Unfinished Beatles composition from the January 1969 Get Back sessions

"Madman" is an unfinished song improvised and developed by the English rock band the Beatles during the Get Back sessions in January 1969. Although never formally recorded for release, the performance is preserved on the continuous Nagra tapes used for the filming of Let It Be. Both Lennon and McCartney contributed musical ideas, with Lennon leading the vocal and structural direction of the fragment.

== Background ==
The song was worked on at Apple Studio across at least two identifiable sessions on 14 January and 21 January 1969, during a period in which the group alternated between rehearsing new material and developing ad-hoc musical sketches. Contemporary reconstructions of the sessions show Lennon introducing "Madman" spontaneously, with McCartney and Starr supporting him instrumentally.

Several researchers, including Unterberger, have noted a stylistic resemblance to Lennon's later composition ":Mean Mr. Mustard", developed more fully for the album Abbey Road. Both pieces share Lennon's tendency toward character-based lyrical sketches and clipped rhythmic phrasing.

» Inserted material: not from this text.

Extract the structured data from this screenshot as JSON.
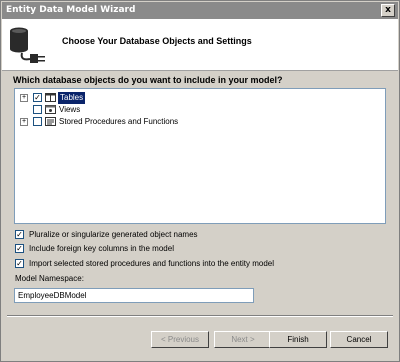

== Musical characteristics ==
"Madman" is built around Lennon's electric-piano vamping and a half-spoken, fragmented lyric that shifts order between the two surviving run-throughs. McCartney supplies electric-guitar accents and short lead lines that push the texture into loose rock territory, while Starr provides a steady, unobtrusive drum pattern. Sulpy and Schweighhardt describe the 21 January rendition as showing "greater internal coherence," suggesting Lennon was experimenting with transitions and delivery despite the fragmentary state of the piece.

== Length and circulation ==
As an unreleased Beatles recording circulating only through bootlegs, "Madman" exists in versions of varying lengths. Scholarly sources commonly describe a duration around 3:17. However, one widely referenced bootleg upload on YouTube runs approximately 4:51, indicating that the circulating tape includes additional dialogue, warm-ups or extended vamping surrounding the core performance.

== Session chronology ==
- 14 January 1969: First documented run-through; Lennon introduces the structure at the electric piano while McCartney provides guitar support.
- 21 January 1969: Second, more extended performance; lyrics reordered, phrasing altered, and rhythmic changes tested. This performance forms the basis of the longer circulating bootleg version.

The song was not revisited on later days of the Apple Studio sessions, nor was it considered for the rooftop performance.

== Personnel ==
Based on Nagra audio and session documentation:

- John Lennon – lead vocal, electric piano
- Paul McCartney – electric guitar
- Ringo Starr – drums

George Harrison does not appear to participate in the documented run-throughs, and he is not referenced in session logs covering this fragment.

== Reception ==
In surveys of the Beatles' unreleased work, "Madman" is often cited as an example of Lennon's spontaneous character-based songwriting. Unterberger notes its structural resemblance to "Mean Mr. Mustard", while Sulpy highlights it as one of the more musically coherent improvisations from mid-January 1969. Its bootleg availability has made it a familiar entry in lists of notable outtakes, though its unfinished state prevents formal classification as a completed Beatles composition.